Methods.— A database of 92 intracranial unruptured aneurysm patients (88 patients who did not have chronic headaches or migraines before treatment) on whom coil embolization had been performed between July 2007 and October 2010 was retrospectively assessed. Forty-five aneurysms (43 patients) were treated using bioactive coils and the other aneurysms were treated using bare coils. We analyzed the incidence and duration of headache, temperature, C-reactive protein, and white blood cell count before and after coil embolization and compared the 2 groups.

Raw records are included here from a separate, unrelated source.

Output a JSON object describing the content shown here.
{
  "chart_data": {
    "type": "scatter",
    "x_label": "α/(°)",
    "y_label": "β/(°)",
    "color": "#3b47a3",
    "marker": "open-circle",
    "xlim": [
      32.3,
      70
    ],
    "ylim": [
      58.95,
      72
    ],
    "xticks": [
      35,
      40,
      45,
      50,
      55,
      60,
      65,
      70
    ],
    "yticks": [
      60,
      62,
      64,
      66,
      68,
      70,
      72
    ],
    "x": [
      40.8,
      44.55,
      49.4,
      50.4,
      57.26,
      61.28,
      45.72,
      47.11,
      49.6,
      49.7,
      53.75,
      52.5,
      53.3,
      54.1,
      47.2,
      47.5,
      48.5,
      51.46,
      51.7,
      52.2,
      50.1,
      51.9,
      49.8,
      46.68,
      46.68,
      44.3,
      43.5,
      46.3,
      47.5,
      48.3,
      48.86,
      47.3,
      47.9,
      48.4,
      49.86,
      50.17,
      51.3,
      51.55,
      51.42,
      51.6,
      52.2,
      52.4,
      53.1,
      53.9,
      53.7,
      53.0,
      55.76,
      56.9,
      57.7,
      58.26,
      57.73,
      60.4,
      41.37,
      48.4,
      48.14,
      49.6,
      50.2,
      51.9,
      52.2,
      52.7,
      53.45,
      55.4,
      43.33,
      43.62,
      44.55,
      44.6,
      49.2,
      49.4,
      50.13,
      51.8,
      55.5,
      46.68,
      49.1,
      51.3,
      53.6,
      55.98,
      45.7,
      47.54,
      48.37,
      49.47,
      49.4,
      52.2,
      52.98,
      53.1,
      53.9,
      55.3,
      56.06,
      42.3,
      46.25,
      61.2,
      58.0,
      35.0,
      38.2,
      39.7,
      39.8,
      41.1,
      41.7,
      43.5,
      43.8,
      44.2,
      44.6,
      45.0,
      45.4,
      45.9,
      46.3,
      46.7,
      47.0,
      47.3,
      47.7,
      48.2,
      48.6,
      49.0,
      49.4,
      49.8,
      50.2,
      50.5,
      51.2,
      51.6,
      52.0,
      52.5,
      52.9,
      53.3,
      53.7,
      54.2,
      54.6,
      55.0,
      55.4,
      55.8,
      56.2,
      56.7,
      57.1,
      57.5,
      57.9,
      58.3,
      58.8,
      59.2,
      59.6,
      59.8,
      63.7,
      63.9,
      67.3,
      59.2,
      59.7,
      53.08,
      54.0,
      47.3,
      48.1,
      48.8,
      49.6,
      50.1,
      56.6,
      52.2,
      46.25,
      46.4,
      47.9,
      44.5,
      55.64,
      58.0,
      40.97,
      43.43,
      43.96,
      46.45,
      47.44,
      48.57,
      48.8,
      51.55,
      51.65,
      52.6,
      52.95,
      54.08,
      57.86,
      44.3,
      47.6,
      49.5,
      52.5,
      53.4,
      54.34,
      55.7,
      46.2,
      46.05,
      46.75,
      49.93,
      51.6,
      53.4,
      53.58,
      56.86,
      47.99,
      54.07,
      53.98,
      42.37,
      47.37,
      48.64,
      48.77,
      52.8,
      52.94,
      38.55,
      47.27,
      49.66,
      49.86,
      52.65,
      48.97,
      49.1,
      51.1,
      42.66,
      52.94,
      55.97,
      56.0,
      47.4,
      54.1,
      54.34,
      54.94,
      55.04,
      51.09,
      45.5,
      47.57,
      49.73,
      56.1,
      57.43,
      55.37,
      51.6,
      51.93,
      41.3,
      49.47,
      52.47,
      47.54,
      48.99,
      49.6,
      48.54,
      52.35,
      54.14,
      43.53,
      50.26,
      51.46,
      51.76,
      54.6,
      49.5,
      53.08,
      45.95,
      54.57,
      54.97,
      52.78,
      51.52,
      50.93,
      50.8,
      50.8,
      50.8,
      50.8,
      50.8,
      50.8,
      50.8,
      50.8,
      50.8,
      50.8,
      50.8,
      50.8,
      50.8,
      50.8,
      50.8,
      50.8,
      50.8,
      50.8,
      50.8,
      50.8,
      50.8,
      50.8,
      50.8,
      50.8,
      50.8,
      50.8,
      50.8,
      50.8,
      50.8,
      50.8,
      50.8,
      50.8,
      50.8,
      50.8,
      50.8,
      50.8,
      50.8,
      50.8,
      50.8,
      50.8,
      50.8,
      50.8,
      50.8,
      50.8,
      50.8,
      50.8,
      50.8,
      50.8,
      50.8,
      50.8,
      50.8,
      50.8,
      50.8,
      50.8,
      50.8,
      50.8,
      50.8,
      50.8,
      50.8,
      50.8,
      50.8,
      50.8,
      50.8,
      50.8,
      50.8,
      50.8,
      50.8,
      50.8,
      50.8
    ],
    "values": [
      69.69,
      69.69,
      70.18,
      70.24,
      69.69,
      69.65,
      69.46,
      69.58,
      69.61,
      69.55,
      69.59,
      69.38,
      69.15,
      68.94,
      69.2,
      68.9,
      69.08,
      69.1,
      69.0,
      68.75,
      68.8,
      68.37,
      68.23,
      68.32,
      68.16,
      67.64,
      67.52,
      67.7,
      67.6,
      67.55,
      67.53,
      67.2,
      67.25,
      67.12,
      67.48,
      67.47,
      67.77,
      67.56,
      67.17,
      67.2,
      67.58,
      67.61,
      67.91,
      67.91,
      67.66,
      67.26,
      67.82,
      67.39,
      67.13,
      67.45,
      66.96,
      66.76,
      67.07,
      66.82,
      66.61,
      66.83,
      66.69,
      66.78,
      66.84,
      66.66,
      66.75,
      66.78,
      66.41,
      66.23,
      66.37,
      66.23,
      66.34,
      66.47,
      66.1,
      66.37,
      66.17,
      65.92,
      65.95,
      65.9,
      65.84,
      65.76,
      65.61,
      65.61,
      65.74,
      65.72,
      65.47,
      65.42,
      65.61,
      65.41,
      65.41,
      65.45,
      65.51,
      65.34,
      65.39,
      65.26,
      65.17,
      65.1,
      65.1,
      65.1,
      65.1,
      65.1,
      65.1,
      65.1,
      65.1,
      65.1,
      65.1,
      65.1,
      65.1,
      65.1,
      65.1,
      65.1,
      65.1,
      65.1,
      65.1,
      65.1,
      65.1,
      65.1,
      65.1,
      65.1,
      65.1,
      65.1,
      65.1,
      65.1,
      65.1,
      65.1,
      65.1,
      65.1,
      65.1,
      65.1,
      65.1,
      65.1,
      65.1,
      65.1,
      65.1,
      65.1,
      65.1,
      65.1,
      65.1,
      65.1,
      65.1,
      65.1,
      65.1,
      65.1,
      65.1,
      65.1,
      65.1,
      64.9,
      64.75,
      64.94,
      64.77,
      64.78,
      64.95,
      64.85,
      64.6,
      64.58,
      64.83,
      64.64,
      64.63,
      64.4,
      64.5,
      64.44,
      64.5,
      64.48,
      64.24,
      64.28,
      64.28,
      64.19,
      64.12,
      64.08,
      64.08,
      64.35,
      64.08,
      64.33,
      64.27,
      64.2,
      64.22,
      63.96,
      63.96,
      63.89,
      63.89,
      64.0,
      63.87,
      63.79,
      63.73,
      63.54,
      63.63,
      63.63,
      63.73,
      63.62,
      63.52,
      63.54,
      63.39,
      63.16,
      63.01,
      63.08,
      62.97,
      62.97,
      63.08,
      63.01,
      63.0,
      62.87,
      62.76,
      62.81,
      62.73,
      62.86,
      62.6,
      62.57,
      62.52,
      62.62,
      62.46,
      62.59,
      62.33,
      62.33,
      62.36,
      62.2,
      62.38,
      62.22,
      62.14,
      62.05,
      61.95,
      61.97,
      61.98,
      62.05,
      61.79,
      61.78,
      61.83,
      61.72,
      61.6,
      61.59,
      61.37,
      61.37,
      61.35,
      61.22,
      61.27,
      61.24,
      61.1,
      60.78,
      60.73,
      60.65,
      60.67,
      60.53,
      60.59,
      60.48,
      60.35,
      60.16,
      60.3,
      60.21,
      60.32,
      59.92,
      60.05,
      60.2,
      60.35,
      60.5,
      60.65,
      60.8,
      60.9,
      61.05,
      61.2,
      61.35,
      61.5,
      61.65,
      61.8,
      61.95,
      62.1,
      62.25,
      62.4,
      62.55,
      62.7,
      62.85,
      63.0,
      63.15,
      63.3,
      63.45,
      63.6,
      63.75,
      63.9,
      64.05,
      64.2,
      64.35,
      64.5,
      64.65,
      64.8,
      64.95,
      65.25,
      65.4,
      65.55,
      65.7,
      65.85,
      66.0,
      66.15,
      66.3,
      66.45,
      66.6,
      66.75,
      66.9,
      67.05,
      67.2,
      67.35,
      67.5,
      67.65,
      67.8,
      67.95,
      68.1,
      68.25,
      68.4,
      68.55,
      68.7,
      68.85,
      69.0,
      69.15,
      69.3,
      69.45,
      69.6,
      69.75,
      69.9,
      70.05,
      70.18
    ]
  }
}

Results.— Forty-one patients (46.6%) reported onset of headaches just after treatment. Headache incidences were significantly greater in the patients treated with bioactive coils (bioactive coil group: 62.8% [27/43] vs bare coil group: 31.1% [14/45], P = .003), and the duration of headaches was significantly longer in the bioactive coil group (bioactive coil group: 3.44 ± 1.22 days vs bare coil group: 2.40 ± 1.17 days, P = .027). Seventy-one patients (80.7%) had incidences of fever (over 37°C) after treatment (bioactive coil group: 83.7% [36/43] vs bare coil group: 77.8% [35/45], P = .663). The duration of fever was significantly longer in the bioactive coil group (bioactive coil group: 2.9 ± 1.4 days vs bare coil group: 1.9 ± 1.1 days, P = .0017), and temperatures at 1, 2, or 3 days after treatment were significantly higher in the bioactive coil group (respective temperatures at 1, 2, 3 days after treatment: bioactive coil group: 37.42 ± 0.49, 37.19 ± 0.45, 37.00 ± 0.49 vs bare coil group: 37.14 ± 0.38, 36.96 ± 0.41, 36.63 ± 0.51, P = .009, P = .0246, P = .0032). There were no significant differences in C-reactive protein level and white blood cell count 1 and 3 days after treatment between 2 groups.
Conclusions.— Bioactive coils induce headache and fever after coil embolization for intracranial aneurysms due to the inflammatory effects of polyglycolic acid used to accelerate aneurysm fibrosis and neointimal formation.